Cloud Words
I have thrown together a simple proof of concept (POC) in cakePHP for displaying cloud words. What are cloud words? Word frequencies displayed in a cloud similar to a tag cloud. A tag cloud may be found on right column of this blog site. The POC may be tested here.
What does it do?
Cloud Words allows for the upload and analysis of plain text and MS Word files. MS Word files are converted to plain text for the analysis. The analysis simply does a count total for each word in the file. A simple word count is actually not very useful since the most common words will dominate the count list.
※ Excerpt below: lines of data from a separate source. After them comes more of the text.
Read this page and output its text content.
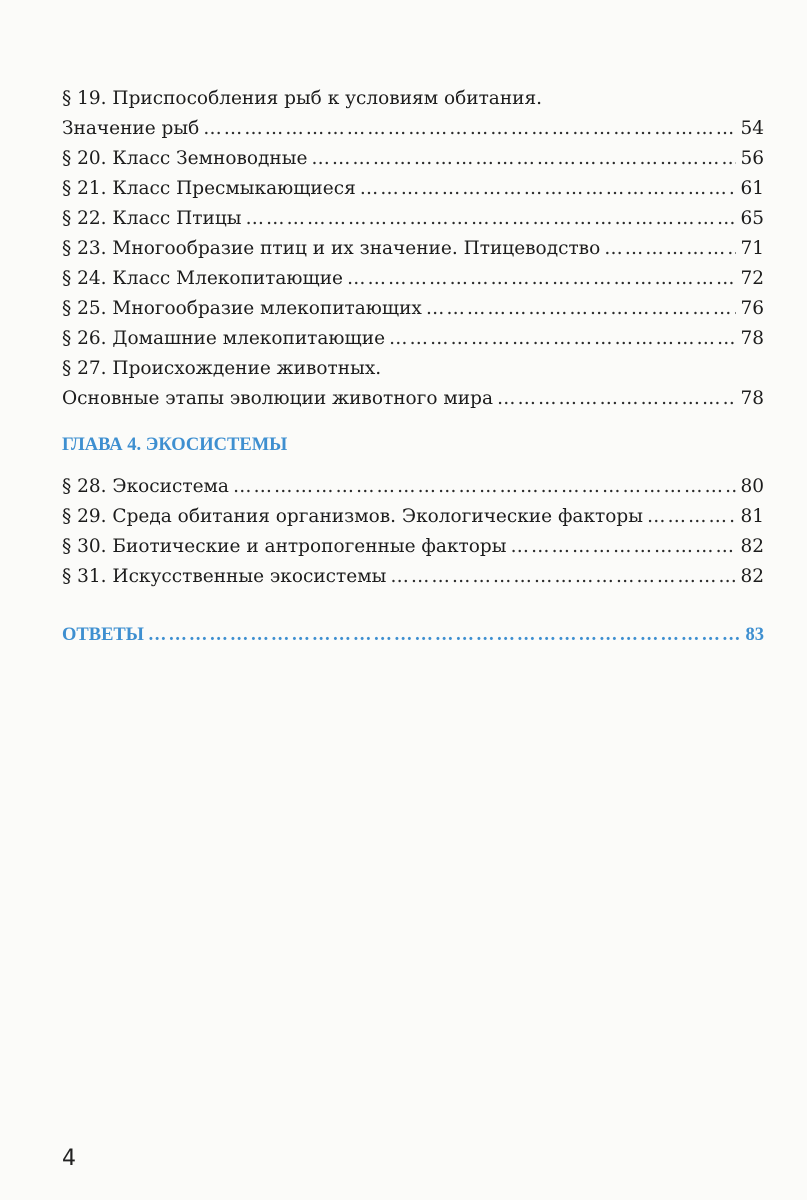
§ 19. Приспособления рыб к условиям обитания.
Значение рыб …………………………………………………………………………………………………………………………………………………………………………………………	54
§ 20. Класс Земноводные …………………………………………………………………………………………………………………………………………………………………………………………	56
§ 21. Класс Пресмыкающиеся …………………………………………………………………………………………………………………………………………………………………………………………	61
§ 22. Класс Птицы …………………………………………………………………………………………………………………………………………………………………………………………	65
§ 23. Многообразие птиц и их значение. Птицеводство …………………………………………………………………………………………………………………………………………………………………………………………	71
§ 24. Класс Млекопитающие …………………………………………………………………………………………………………………………………………………………………………………………	72
§ 25. Многообразие млекопитающих …………………………………………………………………………………………………………………………………………………………………………………………	76
§ 26. Домашние млекопитающие …………………………………………………………………………………………………………………………………………………………………………………………	78
§ 27. Происхождение животных.
Основные этапы эволюции животного мира …………………………………………………………………………………………………………………………………………………………………………………………	78
ГЛАВА 4. ЭКОСИСТЕМЫ
§ 28. Экосистема …………………………………………………………………………………………………………………………………………………………………………………………	80
§ 29. Среда обитания организмов. Экологические факторы …………………………………………………………………………………………………………………………………………………………………………………………	81
§ 30. Биотические и антропогенные факторы …………………………………………………………………………………………………………………………………………………………………………………………	82
§ 31. Искусственные экосистемы …………………………………………………………………………………………………………………………………………………………………………………………	82
ОТВЕТЫ …………………………………………………………………………………………………………………………………………………………………………………………	83
4
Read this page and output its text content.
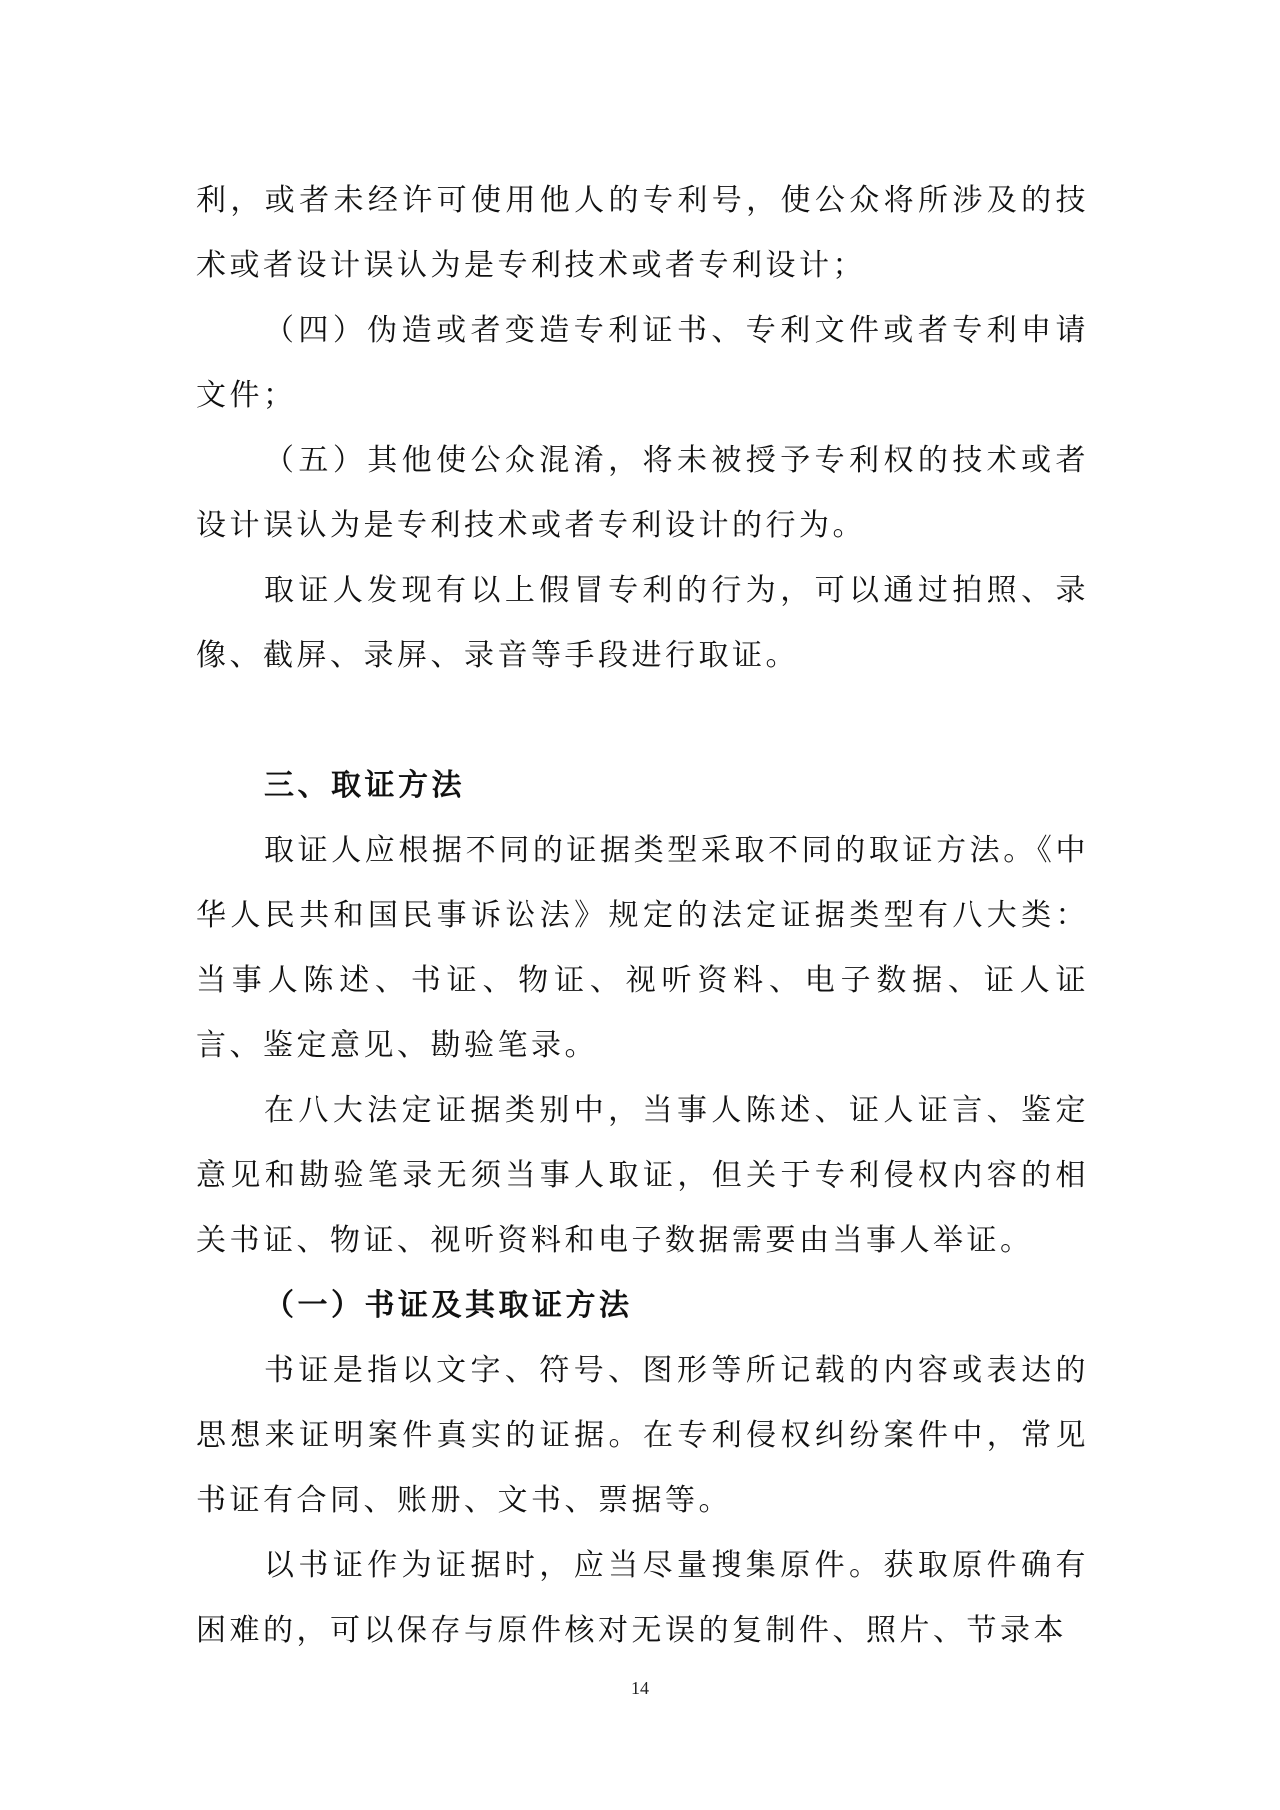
利，或者未经许可使用他人的专利号，使公众将所涉及的技术或者设计误认为是专利技术或者专利设计；

（四）伪造或者变造专利证书、专利文件或者专利申请文件；

（五）其他使公众混淆，将未被授予专利权的技术或者设计误认为是专利技术或者专利设计的行为。

取证人发现有以上假冒专利的行为，可以通过拍照、录像、截屏、录屏、录音等手段进行取证。

三、取证方法

取证人应根据不同的证据类型采取不同的取证方法。《中华人民共和国民事诉讼法》规定的法定证据类型有八大类：当事人陈述、书证、物证、视听资料、电子数据、证人证言、鉴定意见、勘验笔录。

在八大法定证据类别中，当事人陈述、证人证言、鉴定意见和勘验笔录无须当事人取证，但关于专利侵权内容的相关书证、物证、视听资料和电子数据需要由当事人举证。

（一）书证及其取证方法

书证是指以文字、符号、图形等所记载的内容或表达的思想来证明案件真实的证据。在专利侵权纠纷案件中，常见书证有合同、账册、文书、票据等。

以书证作为证据时，应当尽量搜集原件。获取原件确有困难的，可以保存与原件核对无误的复制件、照片、节录本

14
The most common words are generally not very useful for understanding the contents of a document. “THE” is the single word found most often in documents.
In order to improve the usefulness of the word count, some filtering must be done. For this POC, I am only applying a single filter though for real-life usage I would recommend additional filters. The filter used in this POC removes the 200 most common words from the word count. This count is saved and associated with the file.
The clouds are created from the word counts. A composite cloud, which sums the counts from all the files, displays the top 100 words in a cloud. Each file’s cloud displays the top 50 words. In the cloud, the order of the words is randomized and the size of the word is mathematically related to its count total.
Clicking a word shows all files that word is found in. The files are listed in word frequency order and the count is displayed.
Best comparison usage
This is a very simple solution and therefore it is very easy to get poor or unbalanced results. For the best results, follow these suggestions:
- Documents should be of similar length
- Documents should have a similar formatting purpose (letter vs report)
- Each document should have a reasonable word distribution
To illustrate my meaning, I will review some testing documents I used and how they affected the results. I used 5 documents: one 1-page letter, one 1-page conversational policy, one 2-page conversational policy, one 1-page executive summary, and one 6-page retention of records policy. The retention of records policy completely overwhelmed all the other documents. This was due to its length but also due to its repetition of key words such as “year”.
Recommended improvements
The word count process works well. Improvements can be made in cleaning the resulting word counts and making them more useful. This could be done by a few processes:
- Additional filters applied to the word count list
- Aggregate plural and singular forms
- Removal of MS Word formatting clues
- User added white list words – must include in count
- User added black list words – must exclude from count
- Statistical monitoring
- Ensure each document has a reasonable word distribution
- Statistically weight word count by document length
Some improvements to the cloud display could also be made. These include:
- Show list of word contexts when hovering over word
- Allow white list or key word list highlighting in cloud – different color perhaps
- Highlight words that are found in a comparison document. This could be a job description or call for papers.